Brad Geddes / PPC Geek
Official AdWords Seminar Leader.
Author of Advanced Google AdWords.
Co-Founder, Adalysis.
(312) 884-9017
Brad Geddes's Theories on Marketing Should you put a phone number in your ad?

Should you put a phone number in your ad?

It’s pretty common to see phone numbers in Google ads. The thinking generally goes “If someone calls me from my ad, then I don’t have to pay for a click.”

Let’s examine that thought process.

First off, one of the largest quality score factors is click through rate. If you suddenly get calls from your ad, then you will not be getting clicks, and thus your quality score will suffer.

When your quality score goes down, either your ad drops in position (meaning your ad will now be further down the page) or you will have to pay more for each click.

There’s a reason Google doesn’t care if you put phone numbers in your ads. If you were to get calls, it just means you end up paying more for the exposure because you don’t get clicks.

In addition, since you are using up characters with a phone number, you are wasting valuable space in showcasing your value proposition to the searcher.

Most consumers still aren’t calling from search results.

When we do a search, our goal is to research and find information. We’re not quite ready to call yet, we want to learn a bit more about the company.

I was highly involved in Google’s Click-To-Call experiment a few years ago. There’s a reason that click-to-call ads still don’t exist on Google. Some companies (mostly hotels) saw some nice results. The majority of companies saw very few calls.

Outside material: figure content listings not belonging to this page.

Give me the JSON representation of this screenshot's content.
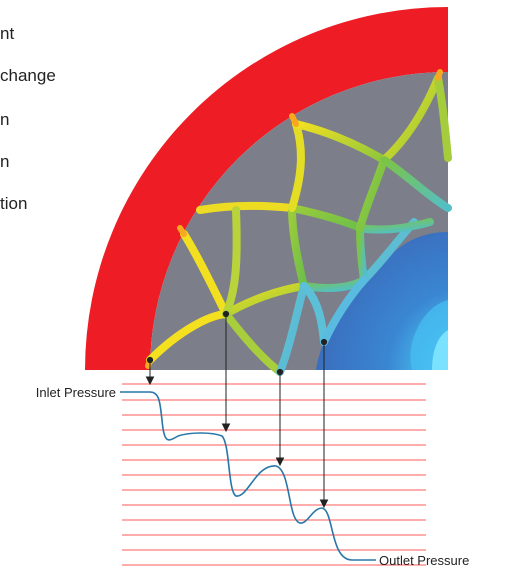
{
  "side_text": [
    "nt",
    "change",
    "n",
    "n",
    "tion"
  ],
  "labels": {
    "inlet": "Inlet Pressure",
    "outlet": "Outlet Pressure"
  },
  "colors": {
    "housing": "#ee1c24",
    "stator": "#7c7f8a",
    "rotor": "#3c78c5",
    "grid_line": "#ff5a5a",
    "pressure_curve": "#2a76a8",
    "arrow": "#222222"
  }
}
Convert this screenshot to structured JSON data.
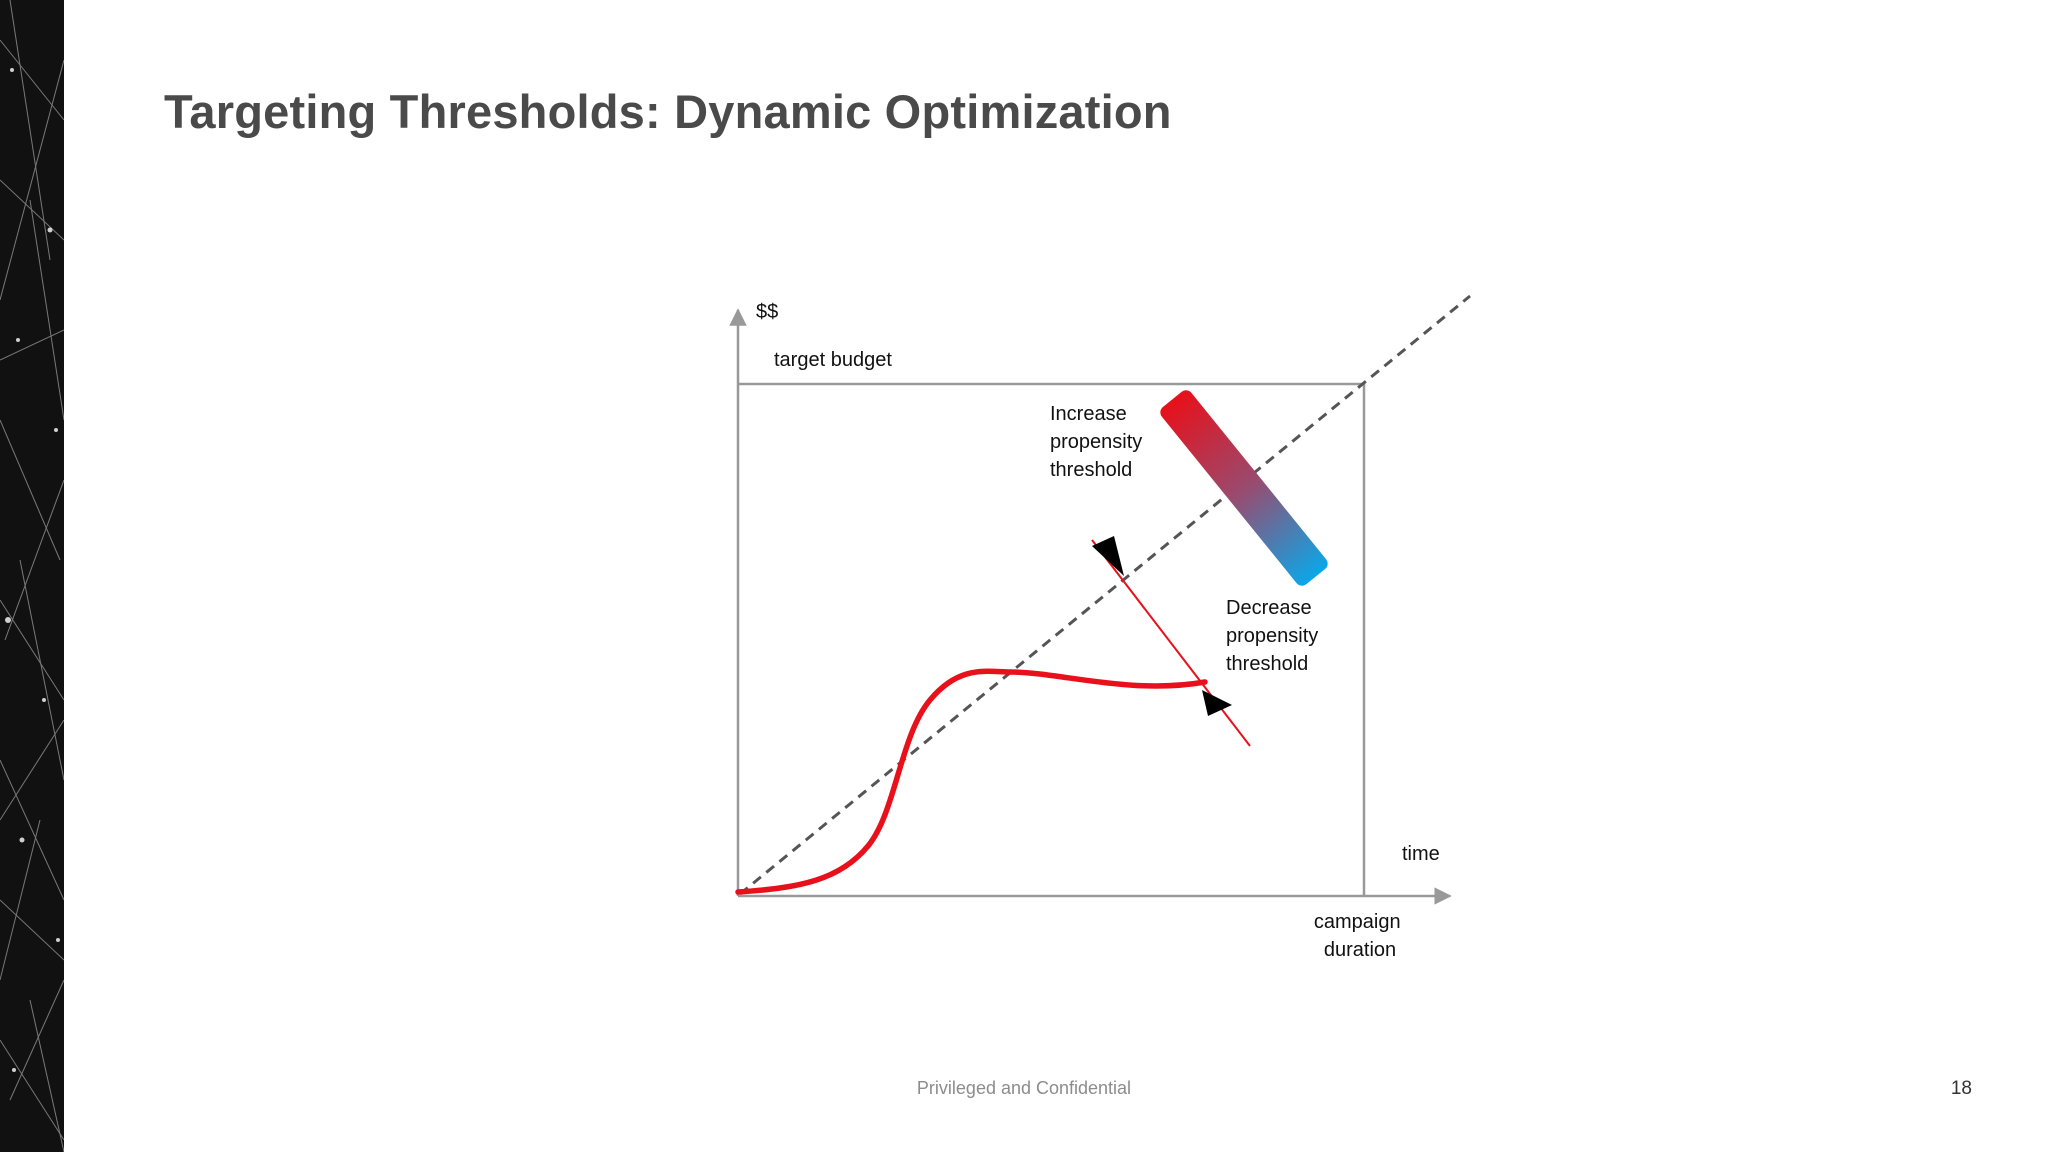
{
  "slide": {
    "title": "Targeting Thresholds: Dynamic Optimization",
    "footer": "Privileged and Confidential",
    "page_number": "18"
  },
  "diagram": {
    "y_axis_label": "$$",
    "target_budget_label": "target budget",
    "x_axis_label": "time",
    "campaign_duration_label": [
      "campaign",
      "duration"
    ],
    "increase_label": [
      "Increase",
      "propensity",
      "threshold"
    ],
    "decrease_label": [
      "Decrease",
      "propensity",
      "threshold"
    ],
    "gradient_colors": {
      "top": "#e8101a",
      "bottom": "#0aa7e8"
    },
    "spend_curve_color": "#e8101a",
    "pace_line_color": "#555555"
  },
  "colors": {
    "title": "#4a4a4a",
    "axis": "#999999",
    "footer": "#8c8c8c"
  }
}
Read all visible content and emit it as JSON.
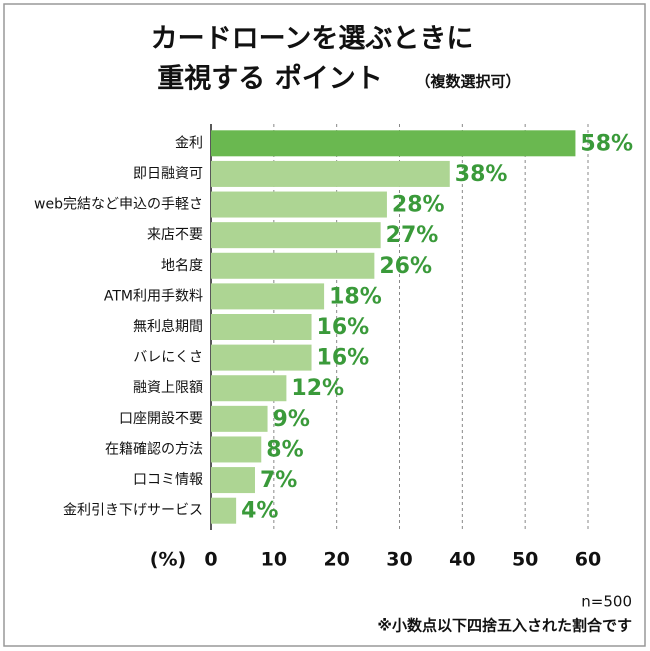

What if you own 1-800-Keyword?

If you own 1-800-keyword (and write it that way in your ad copy); then it is worth testing. From a consumers standpoint, if you own the 800 number for your keyword, then it’s a sign of authority. Authority details in ad copy can definitely help click through rate. Overall, I’ve seen good results with using 1-800-keyword in ad copy; but there are always exceptions. Hence – test.

Quick Recap

  • Do not put phone numbers in ad copy, they are a waste of space. Use better marketing language instead.
  • If you own 1-800-keyword, then test running ads with and ads without the phone number in the ad copy.

Remember, if in doubt – test. It’s really the only way to get the answer as it pertains to your company.

No Comments

  1. David Szetela
    January 13, 2009 at 8:42 pm · Reply

    Brad,

    We’ve seen similar results. But try phone numbers in Content ads someday (text and non-text) – sometimes the CTR is higher than without. Possibly a credibility thing.

    Cheers,

    David

  2. Brad Geddes aka eWhisper
    January 14, 2009 at 3:32 pm · Reply

    Interesting, David – good to know.

    That’s why it’s always worth testing everything 🙂

  3. Seo Chennai
    January 15, 2009 at 9:24 am · Reply

    Very informative ! thanks for the info.

  4. Jimmy Walker
    January 15, 2009 at 10:36 pm · Reply

    800# Scenario: The client could not display or sell at a discounted price online due to contractual issues. We tested an ad with “Call 800# . . . for price”. Similar to David’s findings, the CTR remained surprisingly strong. Best of all, call and order rate were up sharply for the item.

    We will continue with a split campaign – 800# ads during business hours – traditional ads during off hours.

    Hnmmm! Got me thinking now. Hate when that happens.